Praseodymium dodecaboride is an inorganic compound of praseodymium and boron with the formula PrB_{12}. It is a boron-rich boride with the cubic UB_{12}-type structure. The compound was synthesized under high-pressure and high-temperature conditions after earlier attempts to prepare pure PrB_{12} had been unsuccessful.

== History ==
The stability of cubic rare-earth dodecaborides is strongly dependent on the size of the metal atom. Classical syntheses produced the UB_{12}-type compounds of the smaller rare-earth elements, while larger light-lanthanide ions did not form pure dodecaborides under ambient-pressure conditions. In 2016, Akopov and co-workers stabilized small concentrations of Pr in ZrB_{12}, but found a solubility limit of only about 4 at.% Pr. Pure PrB_{12} was subsequently obtained by high-pressure synthesis and reported in 2022.

== Preparation ==
Praseodymium dodecaboride was synthesized by Yusa, Iga and Fujihisa from a stoichiometric mixture of praseodymium hexaboride and elemental boron using a laser-heated diamond anvil cell.

PrB_{6} + 6 B → PrB_{12}

In situ X-ray diffraction showed formation of PrB_{12} at pressures of approximately 35 GPa. The need for such high pressure is attributed to the relatively large size of the Pr ion compared with the metal sites in the dodecaboride structure. Before the synthesis of pure PrB_{12}, Pr could be incorporated into the cubic dodecaboride structure as a solid solution with zirconium dodecaboride. In Zr_{1−x}Pr_{x}B_{12}, the solubility of Pr was only about 4 at.%, and attempts to obtain the pure Pr compound had been unsuccessful even under high pressure.

== Properties ==
=== Crystal structure ===
PrB_{12} crystallizes in the cubic crystal system with the UB_{12} structure type, space group Fm3̅m (No. 225). Its lattice parameter at ambient pressure is approximately a = 7.58 Å. The structure contains four PrB_{12} formula units per unit cell. Each praseodymium atom occupies the center of a large B_{24} truncated-octahedral cage. The boron atoms form a rigid three-dimensional covalent framework built from interconnected B_{12} cuboctahedra, characteristic of cubic metal dodecaborides. The UB_{12}-type structure can alternatively be regarded as a modified sodium chloride structure in which the two sublattices are occupied by praseodymium atoms and B_{12} cuboctahedral clusters.

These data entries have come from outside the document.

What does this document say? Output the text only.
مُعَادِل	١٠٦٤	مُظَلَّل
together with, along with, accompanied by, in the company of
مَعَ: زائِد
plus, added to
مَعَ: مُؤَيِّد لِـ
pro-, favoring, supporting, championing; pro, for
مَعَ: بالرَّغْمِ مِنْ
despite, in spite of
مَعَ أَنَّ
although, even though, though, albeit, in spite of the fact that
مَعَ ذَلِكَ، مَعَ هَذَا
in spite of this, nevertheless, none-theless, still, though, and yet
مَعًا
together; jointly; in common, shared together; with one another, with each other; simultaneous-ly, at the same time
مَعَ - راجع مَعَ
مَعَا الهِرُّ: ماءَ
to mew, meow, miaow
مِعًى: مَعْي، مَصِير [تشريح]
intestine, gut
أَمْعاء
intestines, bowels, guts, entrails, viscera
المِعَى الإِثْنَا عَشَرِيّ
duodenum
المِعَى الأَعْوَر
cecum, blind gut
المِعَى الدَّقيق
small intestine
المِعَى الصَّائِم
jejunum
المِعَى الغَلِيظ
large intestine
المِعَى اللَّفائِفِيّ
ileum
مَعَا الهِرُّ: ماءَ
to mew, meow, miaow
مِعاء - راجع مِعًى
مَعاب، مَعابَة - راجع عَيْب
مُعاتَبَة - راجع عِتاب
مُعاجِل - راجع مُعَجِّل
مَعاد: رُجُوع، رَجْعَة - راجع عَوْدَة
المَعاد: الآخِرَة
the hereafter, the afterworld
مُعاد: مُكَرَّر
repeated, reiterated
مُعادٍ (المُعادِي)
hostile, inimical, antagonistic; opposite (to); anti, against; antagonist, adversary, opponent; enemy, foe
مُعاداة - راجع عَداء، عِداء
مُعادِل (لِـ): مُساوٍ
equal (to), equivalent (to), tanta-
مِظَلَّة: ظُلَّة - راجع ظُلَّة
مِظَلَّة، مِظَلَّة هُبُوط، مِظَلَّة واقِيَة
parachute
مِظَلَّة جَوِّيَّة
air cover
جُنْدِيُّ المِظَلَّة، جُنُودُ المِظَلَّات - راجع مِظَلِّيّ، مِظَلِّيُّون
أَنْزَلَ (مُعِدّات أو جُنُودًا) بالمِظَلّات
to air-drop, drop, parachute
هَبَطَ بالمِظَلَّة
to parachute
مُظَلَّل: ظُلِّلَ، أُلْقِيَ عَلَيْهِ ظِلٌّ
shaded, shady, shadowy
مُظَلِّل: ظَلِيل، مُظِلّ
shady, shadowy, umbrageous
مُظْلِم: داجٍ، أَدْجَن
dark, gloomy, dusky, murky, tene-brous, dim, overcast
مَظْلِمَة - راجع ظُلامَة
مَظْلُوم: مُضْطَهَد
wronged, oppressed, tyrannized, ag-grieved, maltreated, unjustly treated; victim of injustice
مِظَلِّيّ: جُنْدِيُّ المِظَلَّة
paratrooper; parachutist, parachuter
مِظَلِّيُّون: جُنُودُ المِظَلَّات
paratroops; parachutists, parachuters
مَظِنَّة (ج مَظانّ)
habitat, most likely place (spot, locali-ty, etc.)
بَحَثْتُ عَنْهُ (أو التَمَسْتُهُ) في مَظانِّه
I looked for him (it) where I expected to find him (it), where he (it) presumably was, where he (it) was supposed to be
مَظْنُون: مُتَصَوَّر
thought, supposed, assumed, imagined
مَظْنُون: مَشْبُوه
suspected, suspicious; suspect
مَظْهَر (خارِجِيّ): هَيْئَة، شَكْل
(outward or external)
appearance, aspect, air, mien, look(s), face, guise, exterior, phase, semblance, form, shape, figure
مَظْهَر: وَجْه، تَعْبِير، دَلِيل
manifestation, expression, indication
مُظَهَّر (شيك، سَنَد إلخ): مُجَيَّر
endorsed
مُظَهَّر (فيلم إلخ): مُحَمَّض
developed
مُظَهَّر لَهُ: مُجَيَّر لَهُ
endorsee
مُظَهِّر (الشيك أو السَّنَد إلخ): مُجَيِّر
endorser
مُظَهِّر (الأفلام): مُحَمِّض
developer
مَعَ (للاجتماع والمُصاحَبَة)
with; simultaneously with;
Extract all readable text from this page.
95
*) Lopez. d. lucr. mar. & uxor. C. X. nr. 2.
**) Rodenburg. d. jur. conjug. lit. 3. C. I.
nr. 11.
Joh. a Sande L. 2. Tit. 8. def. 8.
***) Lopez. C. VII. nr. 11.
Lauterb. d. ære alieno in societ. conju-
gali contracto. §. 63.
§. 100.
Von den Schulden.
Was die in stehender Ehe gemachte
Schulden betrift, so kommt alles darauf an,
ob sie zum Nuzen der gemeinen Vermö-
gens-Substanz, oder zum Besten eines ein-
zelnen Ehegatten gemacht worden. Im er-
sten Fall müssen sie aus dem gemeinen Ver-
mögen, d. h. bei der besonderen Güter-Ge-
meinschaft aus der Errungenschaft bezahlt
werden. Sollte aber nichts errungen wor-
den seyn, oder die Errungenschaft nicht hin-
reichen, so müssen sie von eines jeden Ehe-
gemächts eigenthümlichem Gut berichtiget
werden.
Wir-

=== Effect of pressure ===
The high formation pressure of PrB_{12} is related to the size of the praseodymium ion. Earlier rare-earth dodecaborides were primarily known for the smaller, heavier lanthanides, because their ions fit more readily inside the B_{24} cages. The minimum observed formation pressure of approximately 35 GPa is substantially higher than that of cerium dodecaboride, which forms at about 26 GPa despite cerium preceding praseodymium in the lanthanide series. This anomalous difference was attributed to partial Ce^{4+} character in CeB_{12}, which decreases the effective ionic radius of cerium. No comparable valence fluctuation was reported for PrB_{12}.

=== Mechanical properties ===
Conversion from the PrB_{6} structure to the PrB_{12} structure changes the praseodymium coordination environment from a truncated-cubic boron cage to a smaller truncated-octahedral cage. The resulting shortening of the Pr–B distances is associated with a greater bulk modulus and hardness in the dodecaboride than in the corresponding hexaboride. The high rigidity is also characteristic of the UB_{12} structure generally and results from the strongly covalently bonded three-dimensional boron framework.